Однако Даниель разом покончил с экскурсами в психологию.
Было не до размышлений о психологических сложностях и змеином клубке родственных отношений.
Его левая рука соскользнула с плеча и прошлась вниз по телу Кристин.
Он ласково огладил ее грудь, бедро, талию, спину и задержался на ляжке. Пальцы нащупали легкую выпуклость застежки, поддерживавшей чулок и проступавшей сквозь юбку.
Так, значит, Кристин подготовилась к его приходу. Облачилась в доспехи любви, следуя старинным ритуалам их прежней близости.
Он повернул ее лицо к себе, поцеловал в губы, почувствовал, как она инстинктивно отшатнулась, но овладела собой и прильнула к нему, прикрыв глаза. Поцелуй с привкусом могильного праха. Но он воспользовался им, чтобы внимательно оглядеться, отмечая, заперты ли двери, есть ли место для возможного тайника.
Он отстранил Кристин, вгляделся в лицо с сомкнутыми ресницами. У нее был вид утопленницы.
— Кажется, ты уже готова, — прошептал он и вновь положил руку на застежку чулка.
Она открыла глаза, улыбнулась ему и проговорила:
— Я тебя ждала…
И осеклась, уразумев, что сказала слишком много. С чего бы ей его ждать? Не было и речи, что он придет сегодня. У них было назначено свидание через два дня и совсем в другом месте. Значит, с ней провели беседу, ее предупредили.
— Что они тебе сказали? — тихо спросил он.

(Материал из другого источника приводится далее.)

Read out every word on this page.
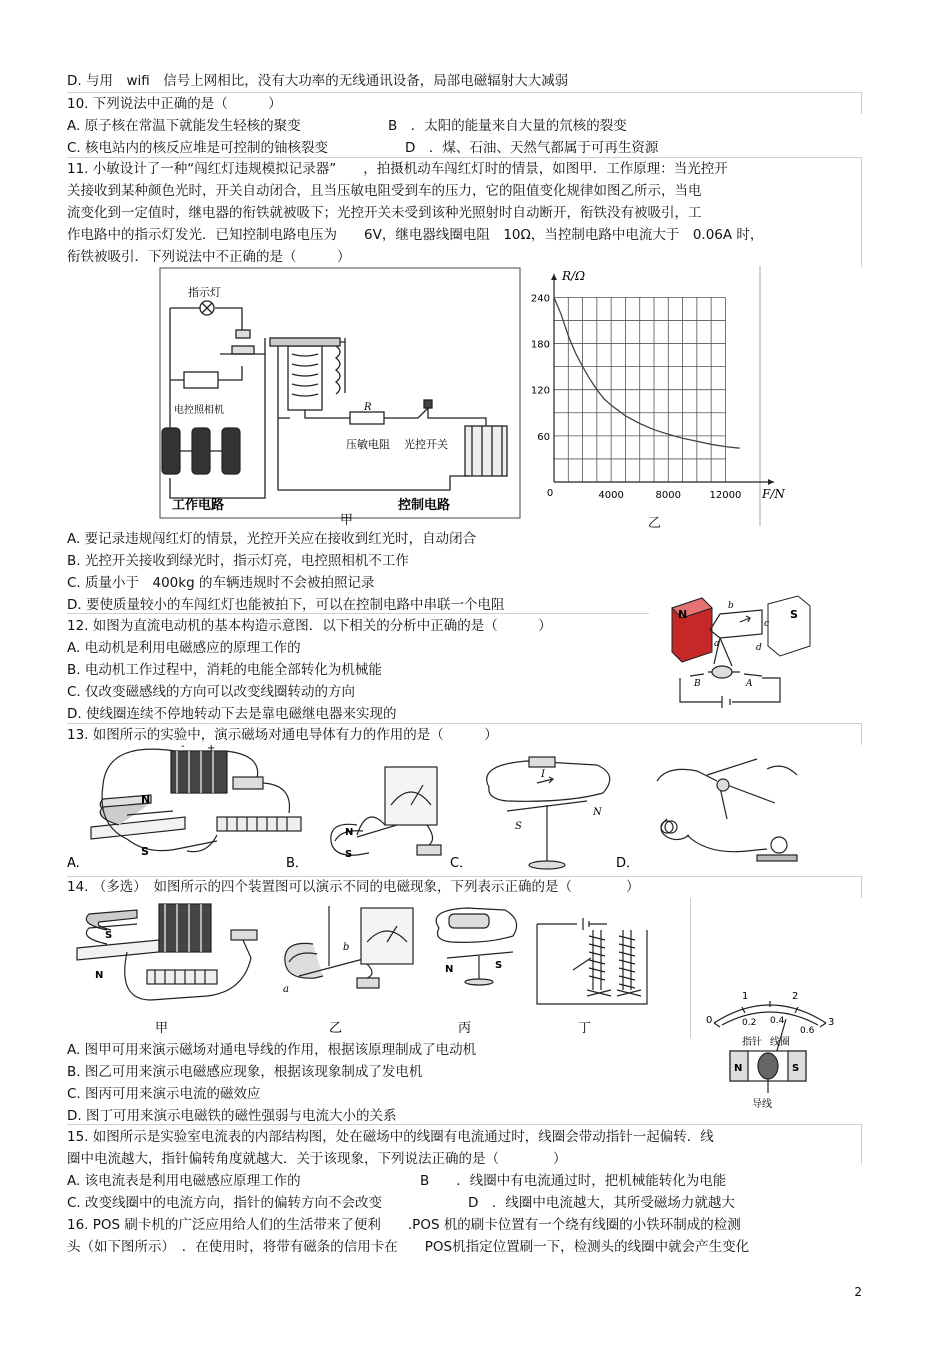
D. 与用　wifi　信号上网相比，没有大功率的无线通讯设备，局部电磁辐射大大减弱
10. 下列说法中正确的是（　　　）
A. 原子核在常温下就能发生轻核的聚变	B　．太阳的能量来自大量的氘核的裂变
C. 核电站内的核反应堆是可控制的铀核裂变	D　．煤、石油、天然气都属于可再生资源
11. 小敏设计了一种“闯红灯违规模拟记录器”　　，拍摄机动车闯红灯时的情景，如图甲．工作原理：当光控开
关接收到某种颜色光时，开关自动闭合，且当压敏电阻受到车的压力，它的阻值变化规律如图乙所示，当电
流变化到一定值时，继电器的衔铁就被吸下；光控开关未受到该种光照射时自动断开，衔铁没有被吸引，工
作电路中的指示灯发光．已知控制电路电压为　　6V，继电器线圈电阻　10Ω，当控制电路中电流大于　0.06A 时，
衔铁被吸引．下列说法中不正确的是（　　　）
指示灯
电控照相机	R
压敏电阻 光控开关
工作电路	控制电路
甲
4000	8000	12000
60
120
180
240
R/Ω
F/N
0
乙
A. 要记录违规闯红灯的情景，光控开关应在接收到红光时，自动闭合
B. 光控开关接收到绿光时，指示灯亮，电控照相机不工作
C. 质量小于　400kg 的车辆违规时不会被拍照记录
D. 要使质量较小的车闯红灯也能被拍下，可以在控制电路中串联一个电阻
12. 如图为直流电动机的基本构造示意图．以下相关的分析中正确的是（　　　）
A. 电动机是利用电磁感应的原理工作的
B. 电动机工作过程中，消耗的电能全部转化为机械能
C. 仅改变磁感线的方向可以改变线圈转动的方向
D. 使线圈连续不停地转动下去是靠电磁继电器来实现的
N	S
a
b
c
d
A
B
13. 如图所示的实验中，演示磁场对通电导体有力的作用的是（　　　）
N
S
- +
A.
N
S
B．
I
S
N
C．	D．
14. （多选）　如图所示的四个装置图可以演示不同的电磁现象，下列表示正确的是（　　　　）
S
N
甲
a
b
乙
N	S
丙	丁
A. 图甲可用来演示磁场对通电导线的作用，根据该原理制成了电动机
B. 图乙可用来演示电磁感应现象，根据该现象制成了发电机
C. 图丙可用来演示电流的磁效应
D. 图丁可用来演示电磁铁的磁性强弱与电流大小的关系
1	2
0	3
0.2 0.4
0.6
指针 线圈
N	S
导线
15. 如图所示是实验室电流表的内部结构图，处在磁场中的线圈有电流通过时，线圈会带动指针一起偏转．线
圈中电流越大，指针偏转角度就越大．关于该现象，下列说法正确的是（　　　　）
A. 该电流表是利用电磁感应原理工作的	B　　．线圈中有电流通过时，把机械能转化为电能
C. 改变线圈中的电流方向，指针的偏转方向不会改变	D　．线圈中电流越大，其所受磁场力就越大
16. POS 刷卡机的广泛应用给人们的生活带来了便利　　.POS 机的刷卡位置有一个绕有线圈的小铁环制成的检测
头（如下图所示）　．在使用时，将带有磁条的信用卡在　　POS机指定位置刷一下，检测头的线圈中就会产生变化
2
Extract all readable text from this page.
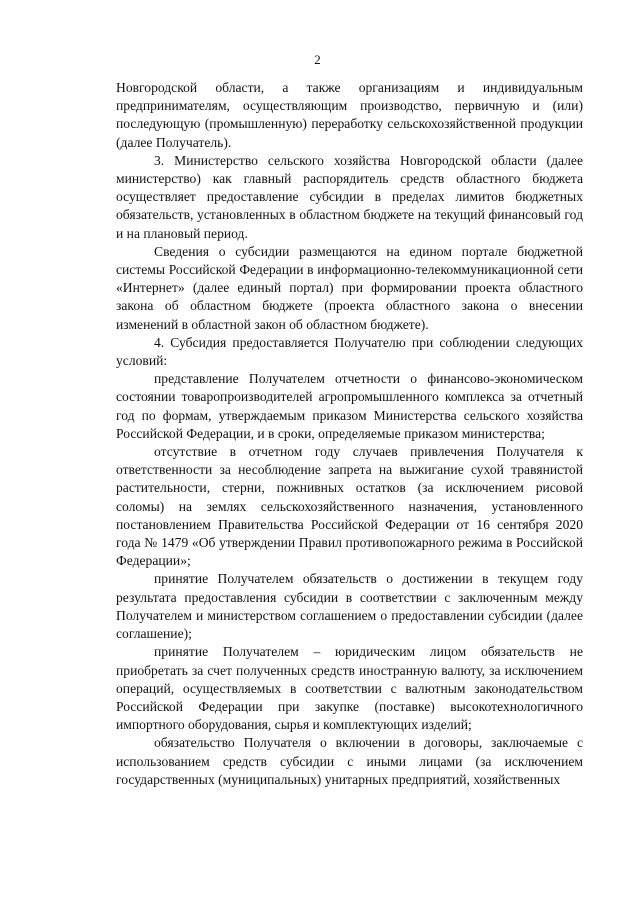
2

Новгородской области, а также организациям и индивидуальным предпринимателям, осуществляющим производство, первичную и (или) последующую (промышленную) переработку сельскохозяйственной продукции (далее Получатель).

3. Министерство сельского хозяйства Новгородской области (далее министерство) как главный распорядитель средств областного бюджета осуществляет предоставление субсидии в пределах лимитов бюджетных обязательств, установленных в областном бюджете на текущий финансовый год и на плановый период.

Сведения о субсидии размещаются на едином портале бюджетной системы Российской Федерации в информационно-телекоммуникационной сети «Интернет» (далее единый портал) при формировании проекта областного закона об областном бюджете (проекта областного закона о внесении изменений в областной закон об областном бюджете).

4. Субсидия предоставляется Получателю при соблюдении следующих условий:

представление Получателем отчетности о финансово-экономическом состоянии товаропроизводителей агропромышленного комплекса за отчетный год по формам, утверждаемым приказом Министерства сельского хозяйства Российской Федерации, и в сроки, определяемые приказом министерства;

отсутствие в отчетном году случаев привлечения Получателя к ответственности за несоблюдение запрета на выжигание сухой травянистой растительности, стерни, пожнивных остатков (за исключением рисовой соломы) на землях сельскохозяйственного назначения, установленного постановлением Правительства Российской Федерации от 16 сентября 2020 года № 1479 «Об утверждении Правил противопожарного режима в Российской Федерации»;

принятие Получателем обязательств о достижении в текущем году результата предоставления субсидии в соответствии с заключенным между Получателем и министерством соглашением о предоставлении субсидии (далее соглашение);

принятие Получателем – юридическим лицом обязательств не приобретать за счет полученных средств иностранную валюту, за исключением операций, осуществляемых в соответствии с валютным законодательством Российской Федерации при закупке (поставке) высокотехнологичного импортного оборудования, сырья и комплектующих изделий;

обязательство Получателя о включении в договоры, заключаемые с использованием средств субсидии с иными лицами (за исключением государственных (муниципальных) унитарных предприятий, хозяйственных
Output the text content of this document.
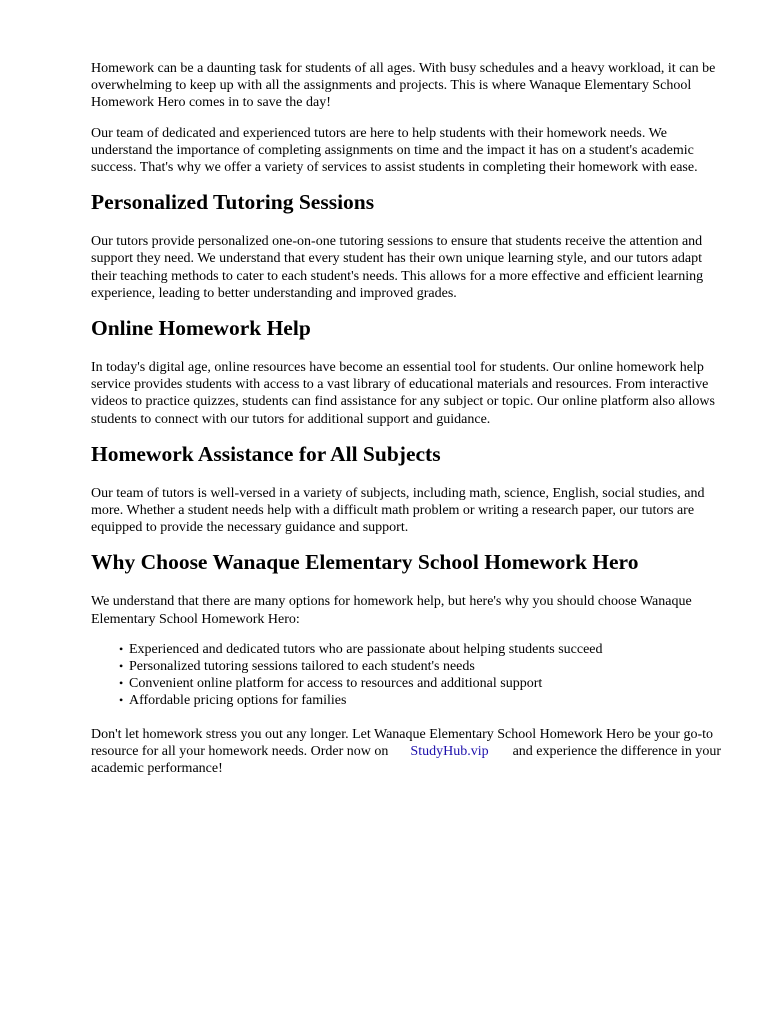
Homework can be a daunting task for students of all ages. With busy schedules and a heavy workload, it can be overwhelming to keep up with all the assignments and projects. This is where Wanaque Elementary School Homework Hero comes in to save the day!

Our team of dedicated and experienced tutors are here to help students with their homework needs. We understand the importance of completing assignments on time and the impact it has on a student's academic success. That's why we offer a variety of services to assist students in completing their homework with ease.

Personalized Tutoring Sessions

Our tutors provide personalized one-on-one tutoring sessions to ensure that students receive the attention and support they need. We understand that every student has their own unique learning style, and our tutors adapt their teaching methods to cater to each student's needs. This allows for a more effective and efficient learning experience, leading to better understanding and improved grades.

Online Homework Help

In today's digital age, online resources have become an essential tool for students. Our online homework help service provides students with access to a vast library of educational materials and resources. From interactive videos to practice quizzes, students can find assistance for any subject or topic. Our online platform also allows students to connect with our tutors for additional support and guidance.

Homework Assistance for All Subjects

Our team of tutors is well-versed in a variety of subjects, including math, science, English, social studies, and more. Whether a student needs help with a difficult math problem or writing a research paper, our tutors are equipped to provide the necessary guidance and support.

Why Choose Wanaque Elementary School Homework Hero

We understand that there are many options for homework help, but here's why you should choose Wanaque Elementary School Homework Hero:

• Experienced and dedicated tutors who are passionate about helping students succeed
• Personalized tutoring sessions tailored to each student's needs
• Convenient online platform for access to resources and additional support
• Affordable pricing options for families

Don't let homework stress you out any longer. Let Wanaque Elementary School Homework Hero be your go-to resource for all your homework needs. Order now on StudyHub.vip and experience the difference in your academic performance!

Она попыталась уклониться. Он грубо встряхнул ее, и тогда она посмотрела ему в глаза:
— Правду, Даниель, только правду! — вскричала она.
Правду? Ему захотелось рассмеяться. Можно подумать, что легко говорить правду! Что это так просто!
— Какую правду, Кристин?
Он уже знал, что она скорее всего ответит. Догадывался, какую версию ей сообщили.

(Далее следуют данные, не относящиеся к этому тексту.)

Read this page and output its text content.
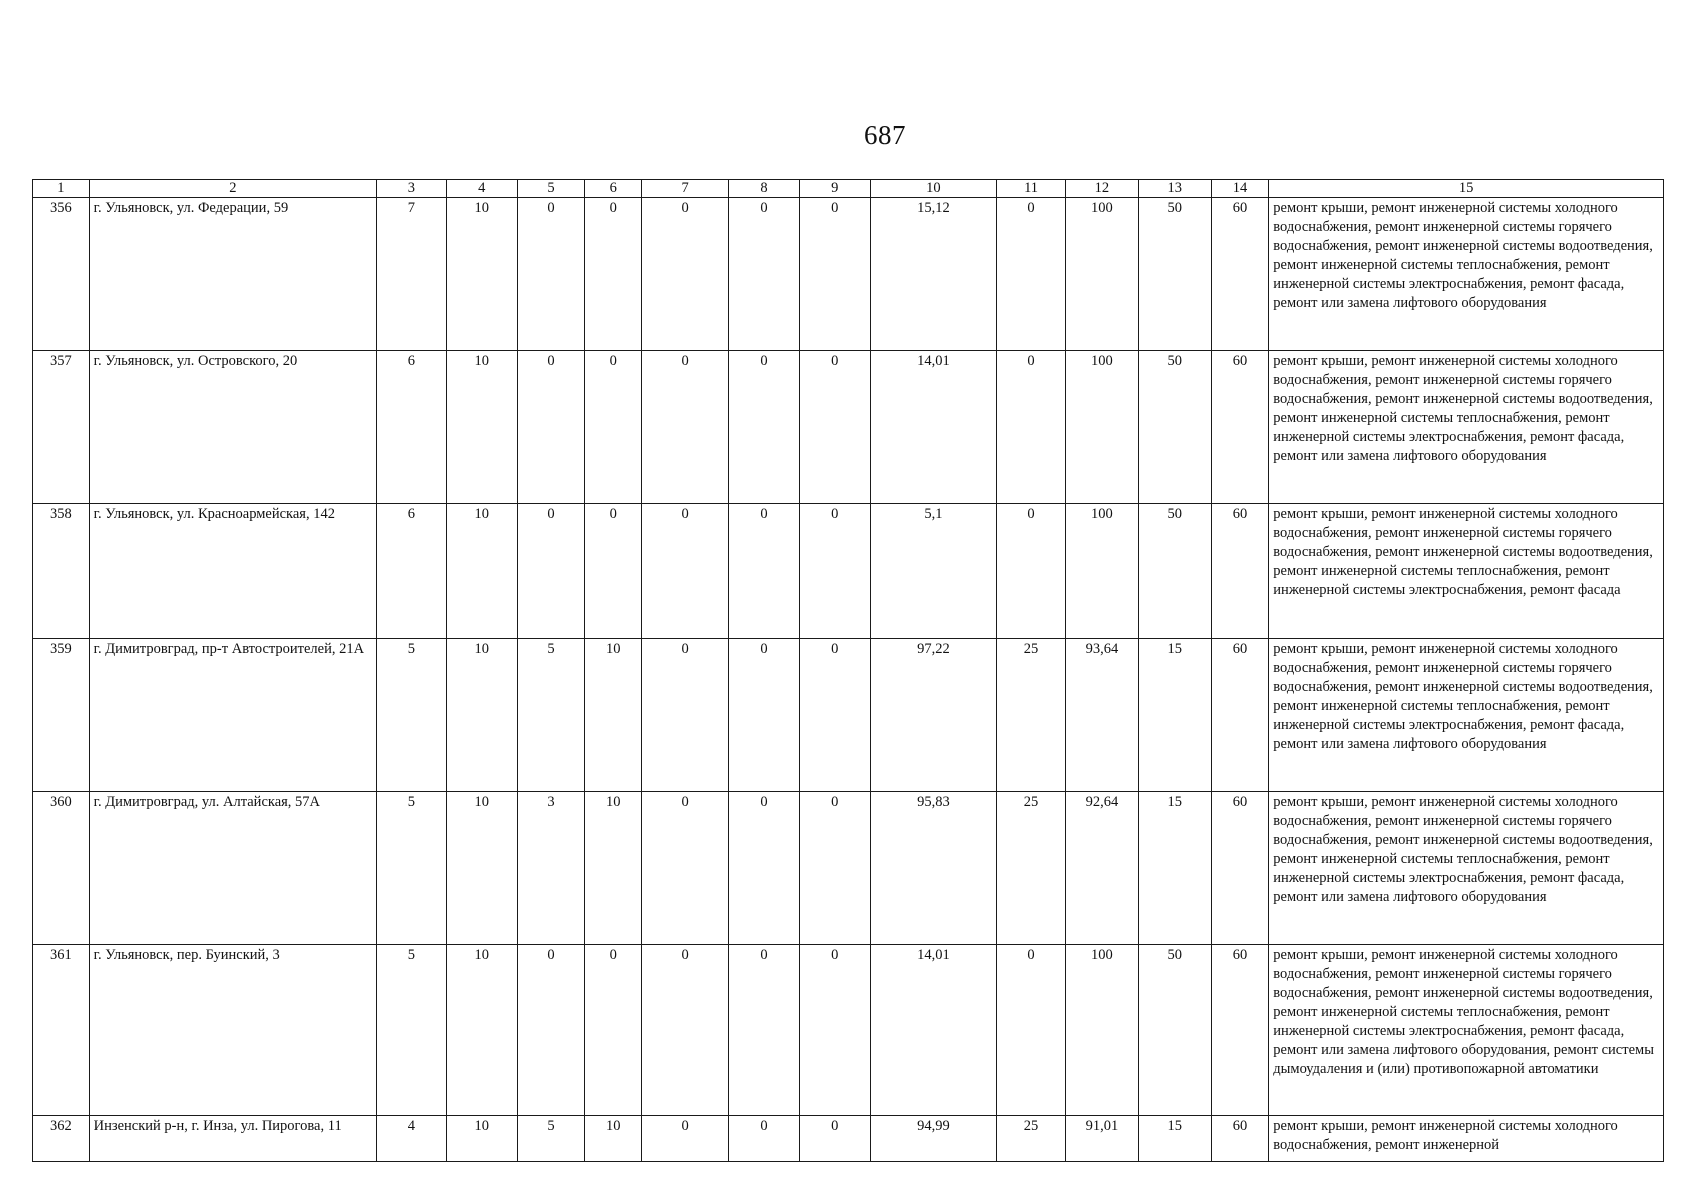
687
1	2	3	4	5	6	7	8	9	10	11	12	13	14	15
356	г. Ульяновск, ул. Федерации, 59	7	10	0	0	0	0	0	15,12	0	100	50	60	ремонт крыши, ремонт инженерной системы холодного водоснабжения, ремонт инженерной системы горячего водоснабжения, ремонт инженерной системы водоотведения, ремонт инженерной системы теплоснабжения, ремонт инженерной системы электроснабжения, ремонт фасада, ремонт или замена лифтового оборудования
357	г. Ульяновск, ул. Островского, 20	6	10	0	0	0	0	0	14,01	0	100	50	60	ремонт крыши, ремонт инженерной системы холодного водоснабжения, ремонт инженерной системы горячего водоснабжения, ремонт инженерной системы водоотведения, ремонт инженерной системы теплоснабжения, ремонт инженерной системы электроснабжения, ремонт фасада, ремонт или замена лифтового оборудования
358	г. Ульяновск, ул. Красноармейская, 142	6	10	0	0	0	0	0	5,1	0	100	50	60	ремонт крыши, ремонт инженерной системы холодного водоснабжения, ремонт инженерной системы горячего водоснабжения, ремонт инженерной системы водоотведения, ремонт инженерной системы теплоснабжения, ремонт инженерной системы электроснабжения, ремонт фасада
359	г. Димитровград, пр-т Автостроителей, 21А	5	10	5	10	0	0	0	97,22	25	93,64	15	60	ремонт крыши, ремонт инженерной системы холодного водоснабжения, ремонт инженерной системы горячего водоснабжения, ремонт инженерной системы водоотведения, ремонт инженерной системы теплоснабжения, ремонт инженерной системы электроснабжения, ремонт фасада, ремонт или замена лифтового оборудования
360	г. Димитровград, ул. Алтайская, 57А	5	10	3	10	0	0	0	95,83	25	92,64	15	60	ремонт крыши, ремонт инженерной системы холодного водоснабжения, ремонт инженерной системы горячего водоснабжения, ремонт инженерной системы водоотведения, ремонт инженерной системы теплоснабжения, ремонт инженерной системы электроснабжения, ремонт фасада, ремонт или замена лифтового оборудования
361	г. Ульяновск, пер. Буинский, 3	5	10	0	0	0	0	0	14,01	0	100	50	60	ремонт крыши, ремонт инженерной системы холодного водоснабжения, ремонт инженерной системы горячего водоснабжения, ремонт инженерной системы водоотведения, ремонт инженерной системы теплоснабжения, ремонт инженерной системы электроснабжения, ремонт фасада, ремонт или замена лифтового оборудования, ремонт системы дымоудаления и (или) противопожарной автоматики
362	Инзенский р-н, г. Инза, ул. Пирогова, 11	4	10	5	10	0	0	0	94,99	25	91,01	15	60	ремонт крыши, ремонт инженерной системы холодного водоснабжения, ремонт инженерной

— Несколько месяцев назад ты был с поручением в Израиле, Даниель. Тебя там застукал Моссад и перевербовал!
Он разразился язвительным смехом:
— Ну и ну!
Но тотчас оборвал себя. В 1974-м товарищи из «Пролетарского авангарда» обвинили его в том, что он подкуплен французской Службой общей информации. Сегодня его обвиняют в пособничестве израильскому Моссаду. В ту пору он еще хотел продолжать вооруженную борьбу. Теперь же решил навсегда распроститься в терроризмом. Но главное не в этом, а в том, что они были способны приписать его умонастроения влиянию некоей внешней силы, ее демоническому воздействию, будь то секретные службы или империализм. Конечно, так все упрощается.
Даниель попытался сконцентрироваться, быстренько предугадать, каков следующий ход противника в разыгрываемой шахматной партии. Они предположили, что он заявится к Кристин, узнав о смерти Сапаты. К Кристин, своей любовнице, верной подруге всех последних лет. Что он придет к ней, рассчитывая на ее поддержку, а может, и совет.
Кристин же, убежденная, что он виновен, должна задержать его. Самым традиционным способом — затащив в постель. Голый человек, занимающийся любовью, беззащитен. Но как предупредить их, что он уже на месте? Тут долго ломать голову нечего: или они предполагают, что она задержит его достаточно надолго для того, чтобы позвонить им, например, когда он пойдет в душ. Или же…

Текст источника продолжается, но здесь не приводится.